Cuaderno de sentimientos diabólicos
varios, propios y ajenos,
en este constante pedalear por la vida...



26 mar 2011

Harmonica blues

En el edificio del frente, también frente a mi ventana, un vecino de más de medio siglo de vida (lo supongo por las canas en su cabello) entona la tranquilidad que a todos nos llega el domingo a las diez de la mañana, pone un blues bajito en su habitación (que aún puedo escuchar), hace a un lado las cortinas y se asoma al espacio que lo separa de mí. No es que permanezca yo todo el tiempo junto a los cristales, ni guste en vigilarlo... no siempre es grato el sol de la mañana en vísperas de abril y tengo suficiente trabajo qué hacer domando mis propias bestias como para fijarme demasiado (ojo: demasiado) en los vecinos de enfrente. Sé de su presencia cuando escucho su armónica. Resulta, pues, que el blues se pone a volumen bajo para que su armónica tenga color (yo haría lo mismo, me propinaría ese mismo placer si tuviera mi tan anhelada trompeta o mi tan soñado saxofón): una especie de karaoke para el instrumento.

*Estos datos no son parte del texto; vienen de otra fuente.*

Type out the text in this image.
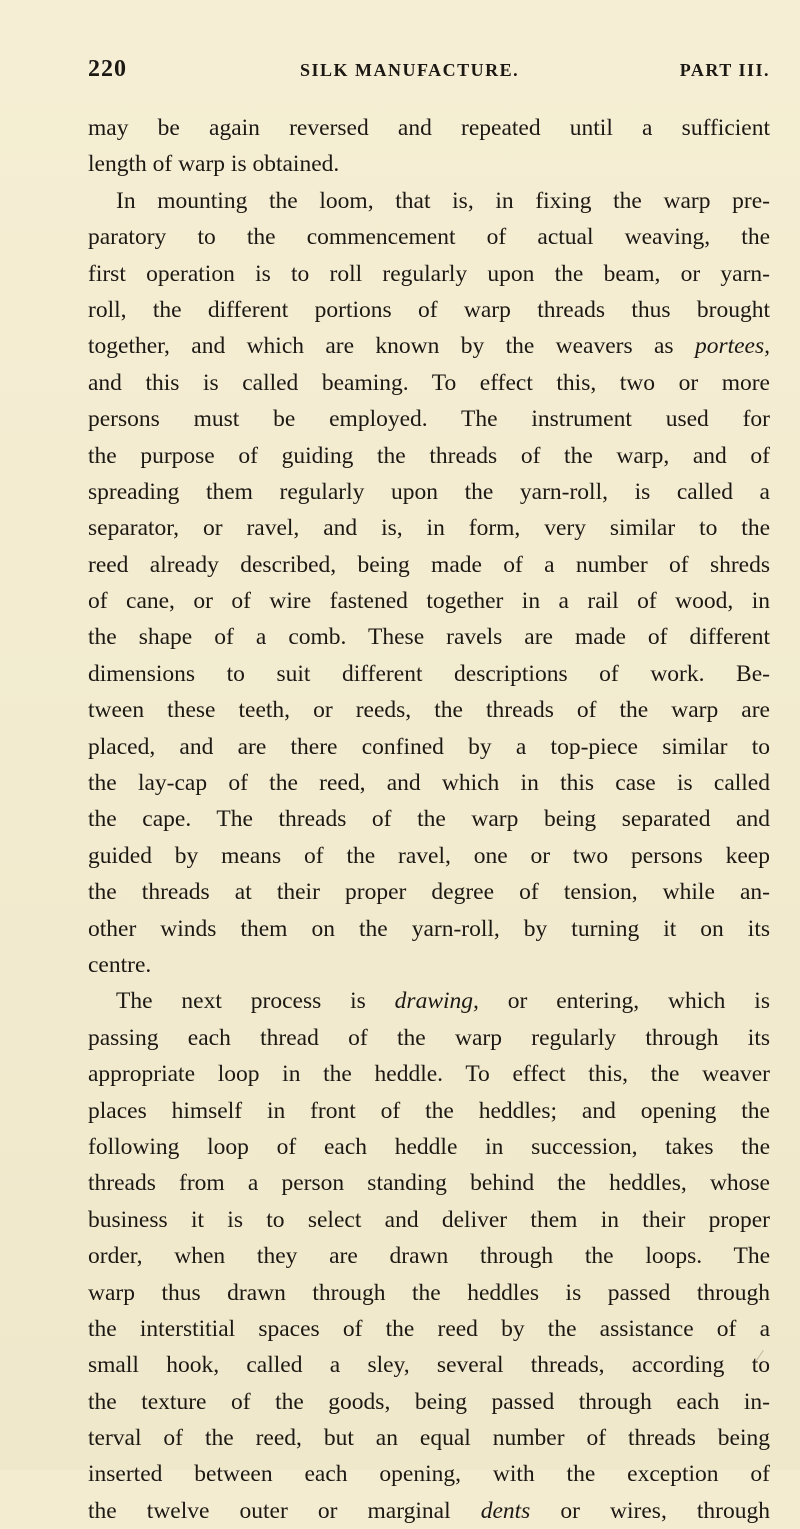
220	SILK MANUFACTURE.	PART III.
may be again reversed and repeated until a sufficient
length of warp is obtained.
In mounting the loom, that is, in fixing the warp pre-
paratory to the commencement of actual weaving, the
first operation is to roll regularly upon the beam, or yarn-
roll, the different portions of warp threads thus brought
together, and which are known by the weavers as portees,
and this is called beaming. To effect this, two or more
persons must be employed. The instrument used for
the purpose of guiding the threads of the warp, and of
spreading them regularly upon the yarn-roll, is called a
separator, or ravel, and is, in form, very similar to the
reed already described, being made of a number of shreds
of cane, or of wire fastened together in a rail of wood, in
the shape of a comb. These ravels are made of different
dimensions to suit different descriptions of work. Be-
tween these teeth, or reeds, the threads of the warp are
placed, and are there confined by a top-piece similar to
the lay-cap of the reed, and which in this case is called
the cape. The threads of the warp being separated and
guided by means of the ravel, one or two persons keep
the threads at their proper degree of tension, while an-
other winds them on the yarn-roll, by turning it on its
centre.
The next process is drawing, or entering, which is
passing each thread of the warp regularly through its
appropriate loop in the heddle. To effect this, the weaver
places himself in front of the heddles; and opening the
following loop of each heddle in succession, takes the
threads from a person standing behind the heddles, whose
business it is to select and deliver them in their proper
order, when they are drawn through the loops. The
warp thus drawn through the heddles is passed through
the interstitial spaces of the reed by the assistance of a
small hook, called a sley, several threads, according to
the texture of the goods, being passed through each in-
terval of the reed, but an equal number of threads being
inserted between each opening, with the exception of
the twelve outer or marginal dents or wires, through
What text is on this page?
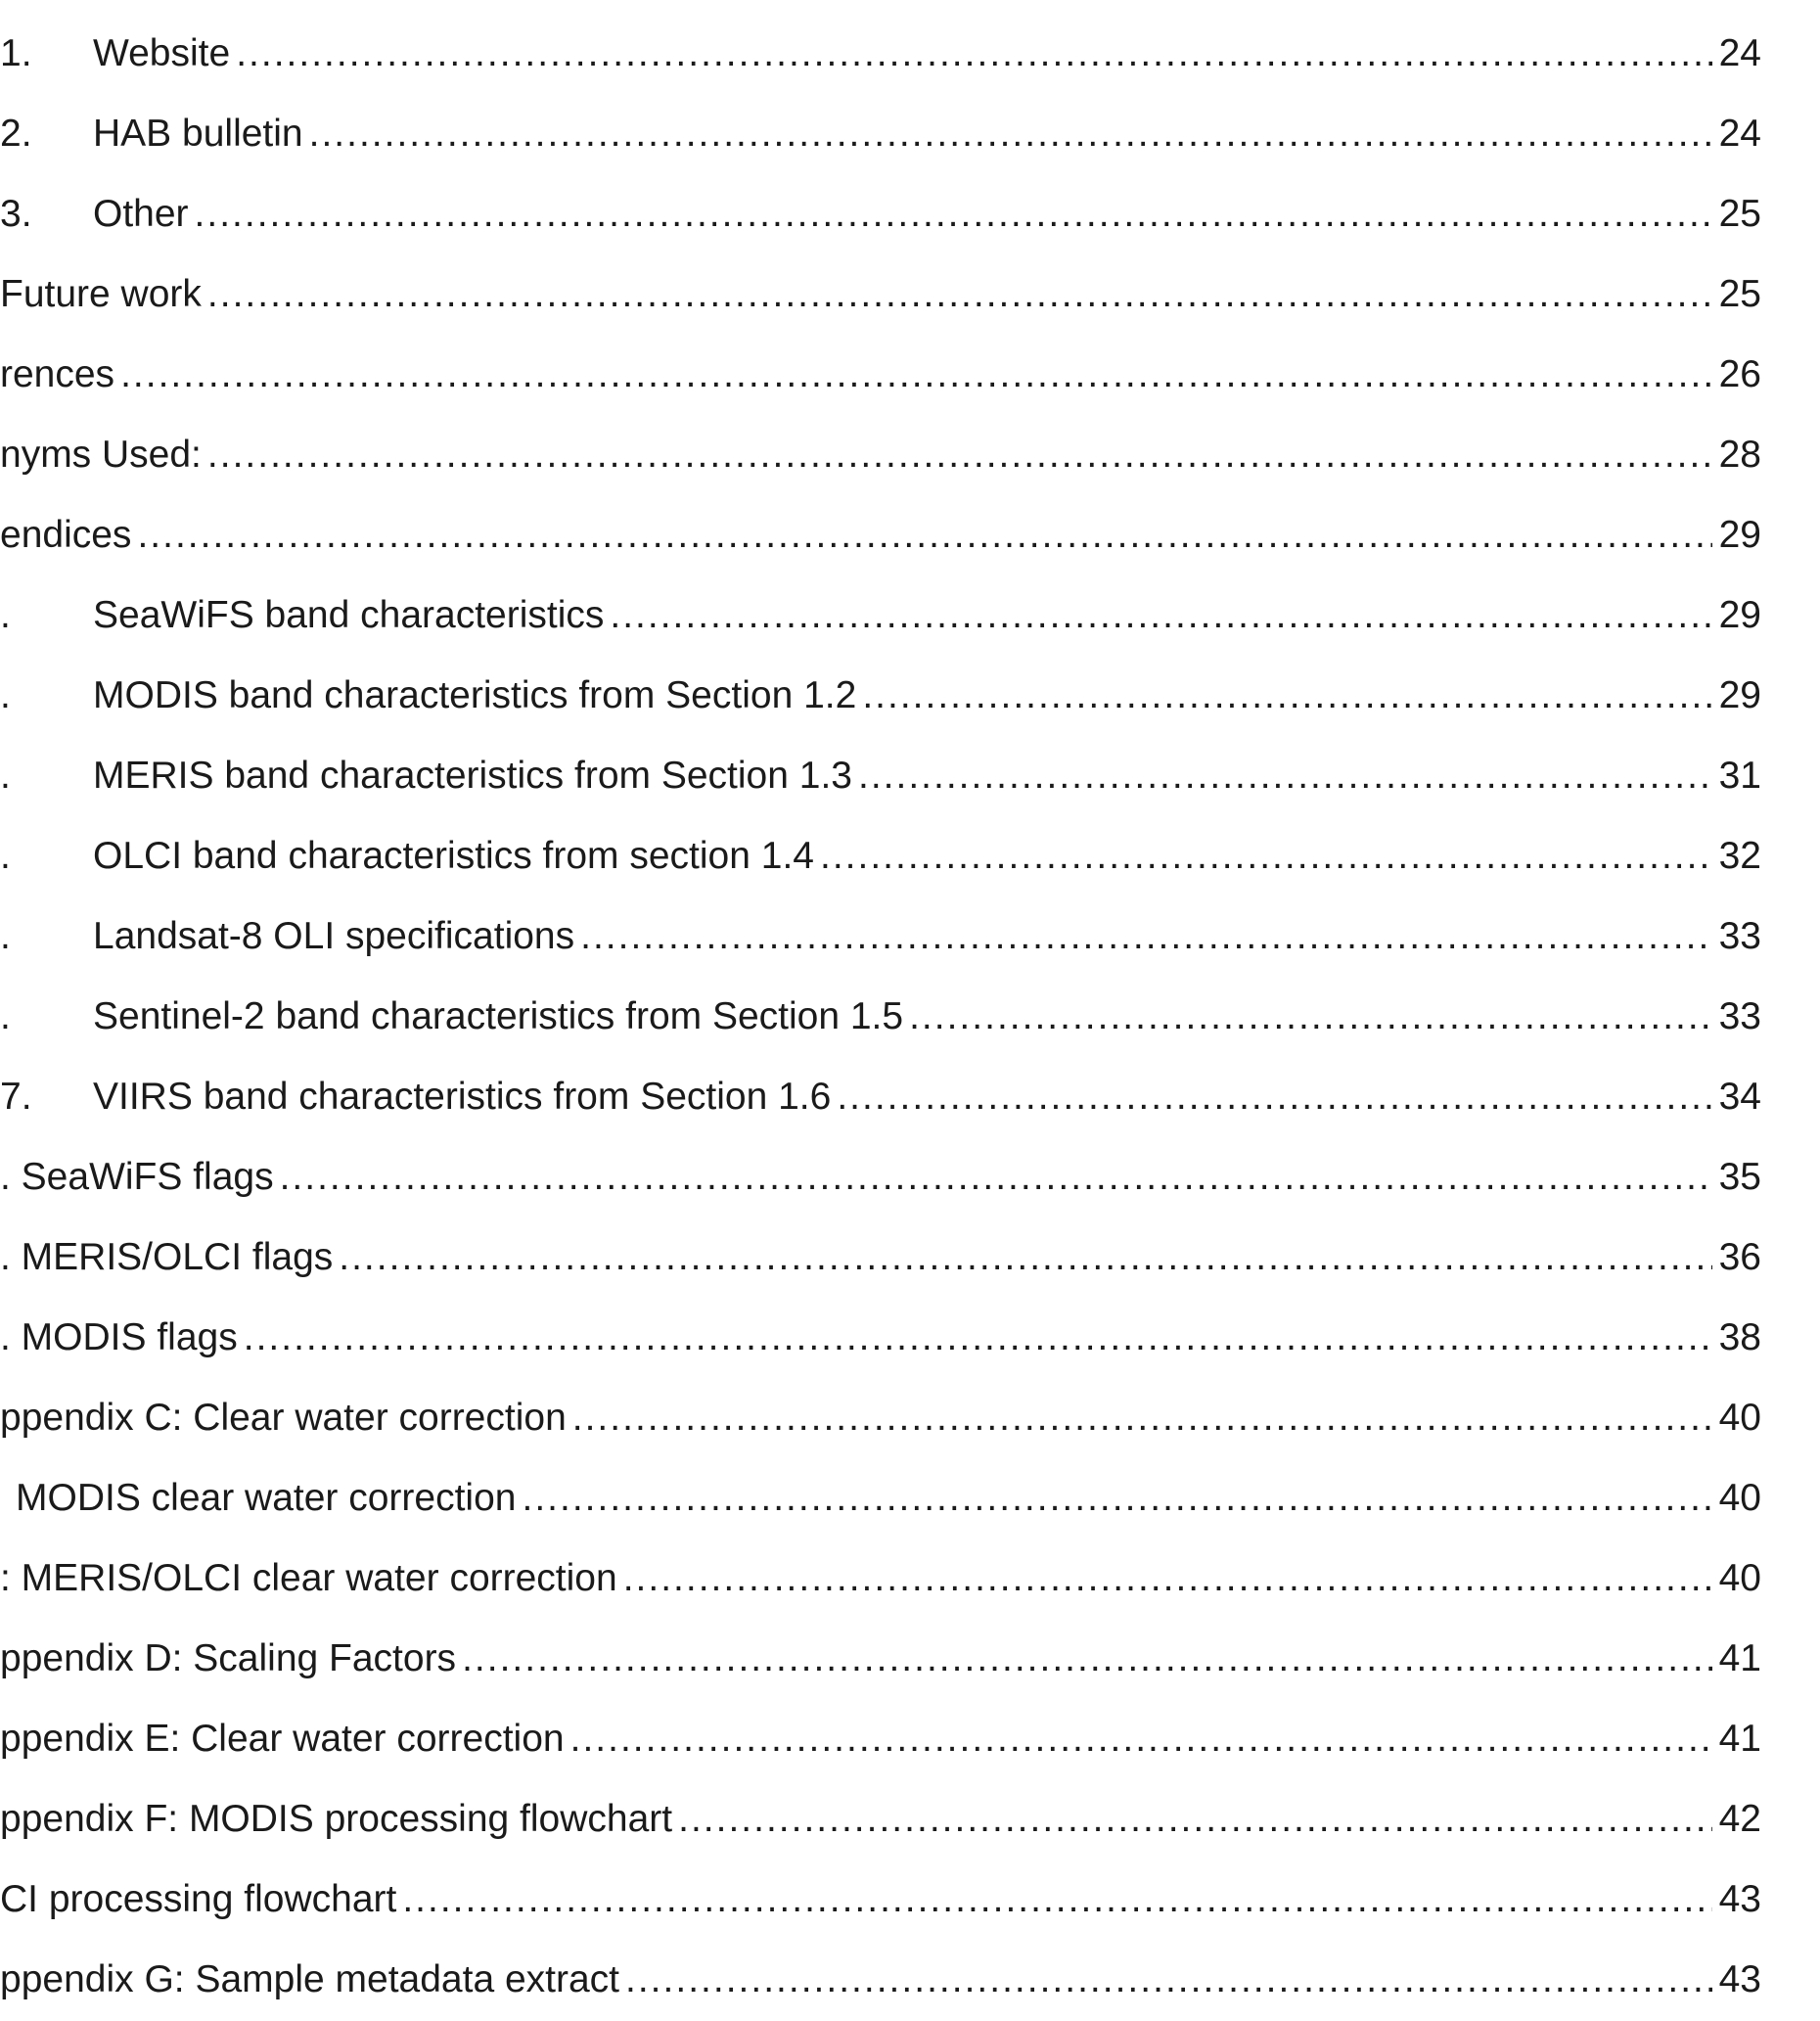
1.	Website .....	24
2.	HAB bulletin .....	24
3.	Other .....	25
Future work .....	25
rences .....	26
nyms Used: .....	28
endices .....	29
.	SeaWiFS band characteristics .....	29
.	MODIS band characteristics from Section 1.2 .....	29
.	MERIS band characteristics from Section 1.3 .....	31
.	OLCI band characteristics from section 1.4 .....	32
.	Landsat-8 OLI specifications .....	33
.	Sentinel-2 band characteristics from Section 1.5 .....	33
7.	VIIRS band characteristics from Section 1.6 .....	34
. SeaWiFS flags .....	35
. MERIS/OLCI flags .....	36
. MODIS flags .....	38
ppendix C: Clear water correction .....	40
MODIS clear water correction .....	40
: MERIS/OLCI clear water correction .....	40
ppendix D: Scaling Factors .....	41
ppendix E: Clear water correction .....	41
ppendix F: MODIS processing flowchart .....	42
CI processing flowchart .....	43
ppendix G: Sample metadata extract .....	43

Pese a que es fascinante la manera en que toca, pese a que me encanta el blues, no me asomo a la ventana porque en domingos pasados él advierte que estoy allí, viéndolo, escuchándolo, y deja de tocar. Así que me porto como las señoras de los pueblitos de Chiapas cuando pasan por la calle los extraños: hago a un ladito la cortina para ver sin ser visto, para oír sin que lo oigan, para escuchar su armónica y dejarlo ser. Pero si les platico sobre estas señoras es porque el extraño he sido yo varias veces... y les he visto, así como el señor de la armónica sabe que estoy aquí. Y es curioso que él, a su edad, le haga como los niños que bailan libre y alegremente, con la seguridad de quien se sabe a solas. Es curioso que yo, a mi edad, le haga como el papá que mira al niño bailando y no se muestra para seguir disfrutando de él.